Psychological and financial stress

Even where people can technically afford repayments, seeing their property worth less than they paid can be a significant source of stress. → See Mortgage Stress in Australia


Impacts on Buyers in a Falling Market

A falling market is positive for buyers who are not yet in the market — lower prices improve affordability. However:

  • Buyers who purchased just before a fall may see immediate paper losses
  • Lenders may tighten credit criteria during downturns (requiring larger deposits, more conservative income assessment)

The Long-Term Perspective

Australian capital cities have historically recovered from price falls over 3–7 year periods. The key factors for recovery include:

  • Population growth and housing supply constraints
  • RBA monetary policy (interest rate cuts typically support prices)
  • Immigration and demand drivers

However, regional markets, oversupplied apartment markets, and areas dependent on single industries (mining, tourism) can experience prolonged stagnation.

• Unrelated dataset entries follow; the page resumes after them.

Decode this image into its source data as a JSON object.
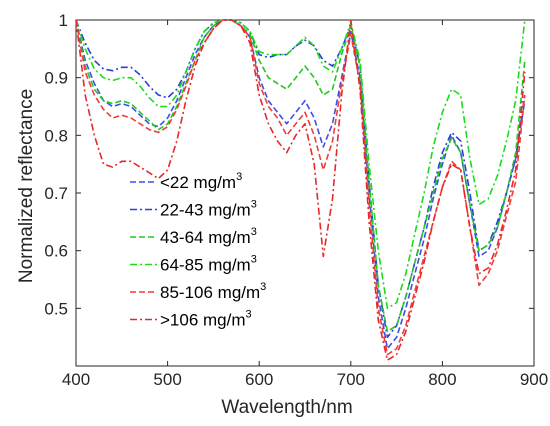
{
  "chart_data": {
    "type": "line",
    "xlabel": "Wavelength/nm",
    "ylabel": "Normalized reflectance",
    "xlim": [
      400,
      900
    ],
    "ylim": [
      0.4,
      1.0
    ],
    "x_ticks": [
      400,
      500,
      600,
      700,
      800,
      900
    ],
    "y_ticks": [
      0.5,
      0.6,
      0.7,
      0.8,
      0.9,
      1
    ],
    "grid": false,
    "legend_position": "lower-left",
    "series": [
      {
        "name": "<22 mg/m3",
        "label_text": "<22 mg/m",
        "label_sup": "3",
        "color": "#3c50e8",
        "dash": "dashed",
        "x": [
          400,
          410,
          420,
          430,
          440,
          450,
          460,
          470,
          480,
          490,
          500,
          510,
          520,
          530,
          540,
          550,
          560,
          570,
          580,
          590,
          600,
          610,
          620,
          630,
          640,
          650,
          660,
          670,
          680,
          690,
          700,
          710,
          720,
          730,
          740,
          750,
          760,
          770,
          780,
          790,
          800,
          810,
          820,
          830,
          840,
          850,
          860,
          870,
          880,
          890
        ],
        "y": [
          1.0,
          0.93,
          0.89,
          0.86,
          0.85,
          0.855,
          0.85,
          0.835,
          0.82,
          0.815,
          0.83,
          0.86,
          0.9,
          0.94,
          0.97,
          0.99,
          1.0,
          1.0,
          0.99,
          0.97,
          0.9,
          0.86,
          0.84,
          0.82,
          0.84,
          0.86,
          0.83,
          0.78,
          0.82,
          0.9,
          0.98,
          0.9,
          0.7,
          0.52,
          0.43,
          0.45,
          0.5,
          0.56,
          0.62,
          0.69,
          0.75,
          0.8,
          0.77,
          0.68,
          0.59,
          0.6,
          0.64,
          0.7,
          0.76,
          0.86
        ]
      },
      {
        "name": "22-43 mg/m3",
        "label_text": "22-43 mg/m",
        "label_sup": "3",
        "color": "#2b3fd9",
        "dash": "dashdot",
        "x": [
          400,
          410,
          420,
          430,
          440,
          450,
          460,
          470,
          480,
          490,
          500,
          510,
          520,
          530,
          540,
          550,
          560,
          570,
          580,
          590,
          600,
          610,
          620,
          630,
          640,
          650,
          660,
          670,
          680,
          690,
          700,
          710,
          720,
          730,
          740,
          750,
          760,
          770,
          780,
          790,
          800,
          810,
          820,
          830,
          840,
          850,
          860,
          870,
          880,
          890
        ],
        "y": [
          1.0,
          0.96,
          0.93,
          0.915,
          0.912,
          0.918,
          0.918,
          0.905,
          0.885,
          0.87,
          0.865,
          0.88,
          0.91,
          0.95,
          0.98,
          0.995,
          1.0,
          1.0,
          0.995,
          0.98,
          0.94,
          0.935,
          0.94,
          0.94,
          0.955,
          0.965,
          0.955,
          0.93,
          0.92,
          0.95,
          0.99,
          0.92,
          0.72,
          0.54,
          0.45,
          0.47,
          0.52,
          0.58,
          0.64,
          0.71,
          0.77,
          0.805,
          0.79,
          0.7,
          0.6,
          0.61,
          0.65,
          0.7,
          0.76,
          0.87
        ]
      },
      {
        "name": "43-64 mg/m3",
        "label_text": "43-64 mg/m",
        "label_sup": "3",
        "color": "#22c822",
        "dash": "dashed",
        "x": [
          400,
          410,
          420,
          430,
          440,
          450,
          460,
          470,
          480,
          490,
          500,
          510,
          520,
          530,
          540,
          550,
          560,
          570,
          580,
          590,
          600,
          610,
          620,
          630,
          640,
          650,
          660,
          670,
          680,
          690,
          700,
          710,
          720,
          730,
          740,
          750,
          760,
          770,
          780,
          790,
          800,
          810,
          820,
          830,
          840,
          850,
          860,
          870,
          880,
          890
        ],
        "y": [
          1.0,
          0.92,
          0.88,
          0.86,
          0.855,
          0.86,
          0.855,
          0.84,
          0.825,
          0.81,
          0.82,
          0.85,
          0.89,
          0.93,
          0.97,
          0.99,
          1.0,
          1.0,
          0.99,
          0.975,
          0.93,
          0.9,
          0.89,
          0.88,
          0.9,
          0.92,
          0.9,
          0.87,
          0.88,
          0.94,
          0.99,
          0.92,
          0.72,
          0.54,
          0.46,
          0.47,
          0.52,
          0.58,
          0.64,
          0.7,
          0.76,
          0.795,
          0.77,
          0.68,
          0.6,
          0.61,
          0.64,
          0.7,
          0.77,
          0.93
        ]
      },
      {
        "name": "64-85 mg/m3",
        "label_text": "64-85 mg/m",
        "label_sup": "3",
        "color": "#1adc1a",
        "dash": "dashdot",
        "x": [
          400,
          410,
          420,
          430,
          440,
          450,
          460,
          470,
          480,
          490,
          500,
          510,
          520,
          530,
          540,
          550,
          560,
          570,
          580,
          590,
          600,
          610,
          620,
          630,
          640,
          650,
          660,
          670,
          680,
          690,
          700,
          710,
          720,
          730,
          740,
          750,
          760,
          770,
          780,
          790,
          800,
          810,
          820,
          830,
          840,
          850,
          860,
          870,
          880,
          890
        ],
        "y": [
          1.0,
          0.95,
          0.915,
          0.9,
          0.895,
          0.9,
          0.9,
          0.885,
          0.865,
          0.85,
          0.85,
          0.87,
          0.91,
          0.95,
          0.98,
          0.995,
          1.0,
          1.0,
          0.995,
          0.98,
          0.945,
          0.94,
          0.94,
          0.94,
          0.955,
          0.97,
          0.955,
          0.92,
          0.91,
          0.95,
          0.995,
          0.93,
          0.75,
          0.6,
          0.5,
          0.51,
          0.56,
          0.63,
          0.7,
          0.78,
          0.84,
          0.88,
          0.87,
          0.76,
          0.68,
          0.69,
          0.73,
          0.79,
          0.86,
          1.0
        ]
      },
      {
        "name": "85-106 mg/m3",
        "label_text": "85-106 mg/m",
        "label_sup": "3",
        "color": "#f03c3c",
        "dash": "dashed",
        "x": [
          400,
          410,
          420,
          430,
          440,
          450,
          460,
          470,
          480,
          490,
          500,
          510,
          520,
          530,
          540,
          550,
          560,
          570,
          580,
          590,
          600,
          610,
          620,
          630,
          640,
          650,
          660,
          670,
          680,
          690,
          700,
          710,
          720,
          730,
          740,
          750,
          760,
          770,
          780,
          790,
          800,
          810,
          820,
          830,
          840,
          850,
          860,
          870,
          880,
          890
        ],
        "y": [
          1.0,
          0.91,
          0.87,
          0.845,
          0.83,
          0.835,
          0.83,
          0.82,
          0.81,
          0.805,
          0.815,
          0.845,
          0.885,
          0.93,
          0.96,
          0.985,
          1.0,
          1.0,
          0.99,
          0.97,
          0.89,
          0.85,
          0.83,
          0.8,
          0.82,
          0.84,
          0.8,
          0.74,
          0.79,
          0.89,
          0.975,
          0.89,
          0.68,
          0.5,
          0.42,
          0.43,
          0.47,
          0.53,
          0.59,
          0.65,
          0.71,
          0.755,
          0.74,
          0.64,
          0.54,
          0.56,
          0.6,
          0.66,
          0.72,
          0.87
        ]
      },
      {
        "name": ">106 mg/m3",
        "label_text": ">106 mg/m",
        "label_sup": "3",
        "color": "#e82828",
        "dash": "dashdot",
        "x": [
          400,
          410,
          420,
          430,
          440,
          450,
          460,
          470,
          480,
          490,
          500,
          510,
          520,
          530,
          540,
          550,
          560,
          570,
          580,
          590,
          600,
          610,
          620,
          630,
          640,
          650,
          660,
          670,
          680,
          690,
          700,
          710,
          720,
          730,
          740,
          750,
          760,
          770,
          780,
          790,
          800,
          810,
          820,
          830,
          840,
          850,
          860,
          870,
          880,
          890
        ],
        "y": [
          1.0,
          0.87,
          0.8,
          0.75,
          0.745,
          0.755,
          0.755,
          0.745,
          0.735,
          0.725,
          0.74,
          0.79,
          0.86,
          0.92,
          0.96,
          0.985,
          1.0,
          1.0,
          0.99,
          0.96,
          0.87,
          0.82,
          0.79,
          0.77,
          0.8,
          0.82,
          0.75,
          0.59,
          0.69,
          0.87,
          1.0,
          0.88,
          0.65,
          0.48,
          0.41,
          0.42,
          0.46,
          0.52,
          0.58,
          0.65,
          0.71,
          0.75,
          0.74,
          0.64,
          0.56,
          0.57,
          0.61,
          0.67,
          0.74,
          0.91
        ]
      }
    ]
  }
}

No outcome is guaranteed — property is an asset with risk, and past performance does not predict future results.


Frequently Asked Questions

Should I sell before prices fall further?

This is a personal financial decision that depends on your individual circumstances, including your ability to service the loan, your plans, and your financial position. Market timing is notoriously difficult — seek advice from a financial adviser for guidance specific to your situation.

What does the government do if house prices crash?

Australian governments and the RBA have historically responded to significant price falls with measures including interest rate cuts (which reduce mortgage costs and support demand), stamp duty changes, and first home buyer incentives. However, policy responses are not guaranteed and vary by the cause of the downturn.

Is my bank at risk if house prices fall?

Australian banks are regulated by APRA and hold capital reserves against mortgage losses. Major Australian banks have been assessed as having sufficient capital for significant property downturns in stress tests. The risk of an Australian major bank failing due to property falls alone is considered low — but is not zero.



This article provides general information about the impact of property price falls in Australia. This is not financial or investment advice. Property values can rise and fall — consult a licensed financial adviser before making property investment decisions. Find advisers through MoneySmart.